Killian smirked. "Well, now that you've taken the fun out of it…" He leaned in closer to her, resting his arms on the table. "And I am anything but predictable, Love." He growled under his breath, offended by her choice of words.

Emma giggled at the pirate's change of tone and lifted her head swiftly, causing her curls to flip over her shoulder."Oh, I'm sorry. Did I damage your delicate ego?"

"Nothing a little…stroking of it can't alleviate, I assure you." His good hand grabbed hers and began caressing the back of it with his thumb, never breaking eye contact and suggestively biting his lip in a futile attempt to hide his grin.

Before Emma could decide whether now was the time to encourage or admonish him, however, she was spared from such a conflicting choice by the sound of the door to Granny's opening and closing behind someone. When she squinted, she could make out that it was Marian and Roland that had left hand in hand, yet Robin remained. He was currently talking to her parents- probably congratulating them one last time on their newest addition to the family before he followed behind his wife and son- but she realized with yet another guilty pang that there was an undertone of awkwardness and uncertainty between them now that had never been there before Marian's return to the present. "God, this is all my fault. I, the product of true love and acclaimed 'savior', very possibly broke up a woman's second chance at happiness. And not just any woman's, but Regina's. That has the potential to get really bad, really fast."

Making up her mind, she moved to get up from the table and join the pair, but was stopped by the hand that was still holding hers.

"Swan, what are you doing?"

"I've gotta say something to Robin. I owe it to both him and Regina seeing as I'm the reason they're in this mess now to begin with."

"No, meddling with the past is what got us into this mess to begin with. Perhaps sometimes it is best to just let the dice fall as they will."

"Aren't you the one who taught Henry about weighted dice?" She asked, raising an eyebrow.

Killian gave her an exasperated look and dropped her hand in defeat. "I was being metaphorical, Love."

"If you two would stop bickering," David cut in, walking over to the pair. "You would realize that Robin left sometime before you mentioned something about teaching my grandson how to cheat. Thanks for that by the way. I'm glad he'll have an honorable way of making a living when he's older, thanks to you."

Killian scoffed. "At least I'm not the one who attempted to teach the lad how to work one of those infernal death traps."

"They're called cars, Hook." David said meekly, having the sense to look embarrassed now that he could look back on that poor choice without jealousy clouding his brain.

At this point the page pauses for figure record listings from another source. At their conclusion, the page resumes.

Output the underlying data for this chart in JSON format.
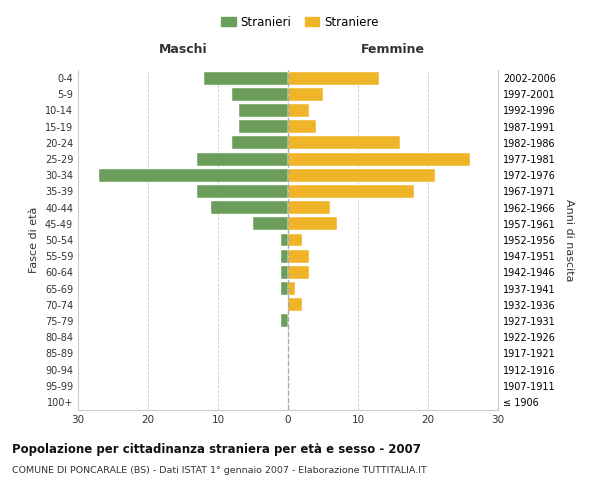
{
  "age_groups": [
    "100+",
    "95-99",
    "90-94",
    "85-89",
    "80-84",
    "75-79",
    "70-74",
    "65-69",
    "60-64",
    "55-59",
    "50-54",
    "45-49",
    "40-44",
    "35-39",
    "30-34",
    "25-29",
    "20-24",
    "15-19",
    "10-14",
    "5-9",
    "0-4"
  ],
  "birth_years": [
    "≤ 1906",
    "1907-1911",
    "1912-1916",
    "1917-1921",
    "1922-1926",
    "1927-1931",
    "1932-1936",
    "1937-1941",
    "1942-1946",
    "1947-1951",
    "1952-1956",
    "1957-1961",
    "1962-1966",
    "1967-1971",
    "1972-1976",
    "1977-1981",
    "1982-1986",
    "1987-1991",
    "1992-1996",
    "1997-2001",
    "2002-2006"
  ],
  "males": [
    0,
    0,
    0,
    0,
    0,
    1,
    0,
    1,
    1,
    1,
    1,
    5,
    11,
    13,
    27,
    13,
    8,
    7,
    7,
    8,
    12
  ],
  "females": [
    0,
    0,
    0,
    0,
    0,
    0,
    2,
    1,
    3,
    3,
    2,
    7,
    6,
    18,
    21,
    26,
    16,
    4,
    3,
    5,
    13
  ],
  "male_color": "#6a9e5a",
  "female_color": "#f0b429",
  "background_color": "#ffffff",
  "grid_color": "#cccccc",
  "title": "Popolazione per cittadinanza straniera per età e sesso - 2007",
  "subtitle": "COMUNE DI PONCARALE (BS) - Dati ISTAT 1° gennaio 2007 - Elaborazione TUTTITALIA.IT",
  "xlabel_left": "Maschi",
  "xlabel_right": "Femmine",
  "ylabel_left": "Fasce di età",
  "ylabel_right": "Anni di nascita",
  "legend_male": "Stranieri",
  "legend_female": "Straniere",
  "xlim": 30,
  "dashed_line_color": "#aaaaaa"
}
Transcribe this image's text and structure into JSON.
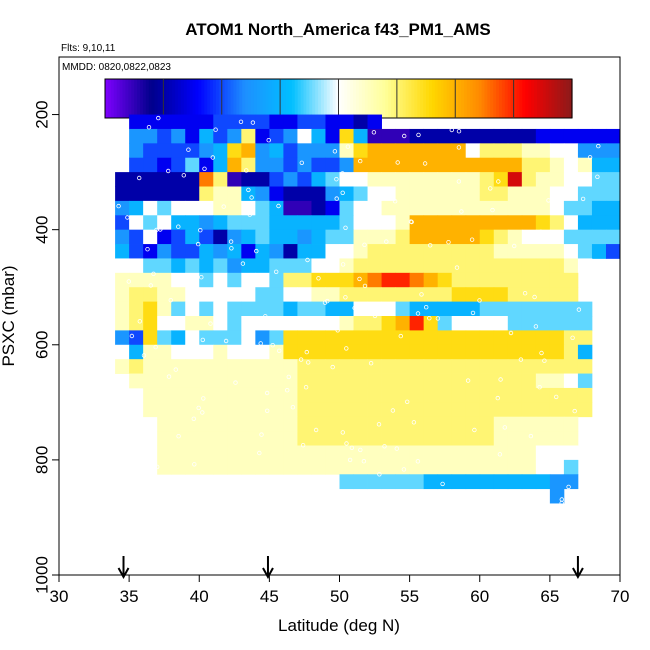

Giving up on her desire to speak to Robin for now, Emma glanced over to see that Killian was prepared to playfully antagonize her father further about his less than shining moment, but she really wanted her pirate to walk her home before she went to bed. "Purely for safety reasons, of course. We've both had an exhausting day and need some sleep. If we kiss a bit more at some point along the way then… sue me. Oh wait, I'm in Storybrooke. It's more like curse me," she thought sarcastically.

"Alright, you two, I hate to interrupt the impending bromance moments, but I definitely gotta get home before Granny yells at me for sleeping on her specially polished tabletops." She stood up on her toes to give her Dad a kiss on the cheek, then walked over to Snow and the baby to do the same to them as the men behind her continued their spirited exchange. Finally, after she was done cooing at her newborn little brother one last time, she returned to where she had left them.

"Think you could walk me home?" she inquired, gazing at him as she lifted her jacket off of the back of the chair she had previously vacated.

With a knowing and mischievous smirk, Killian rose as well. "Aye. I think I can manage it."

She would worry about the repercussions of her actions in the morning - after she had recharged with a well-deserved night's sleep.


That night, if each and every one of the members of the extended Swan family were too caught up in their own tumultuous feelings to notice the snow that had begun to swirl just outside their windows, then so be it. It may have been Summer, but anyone interested enough to look could see that Storybrooke was about to get frozen over.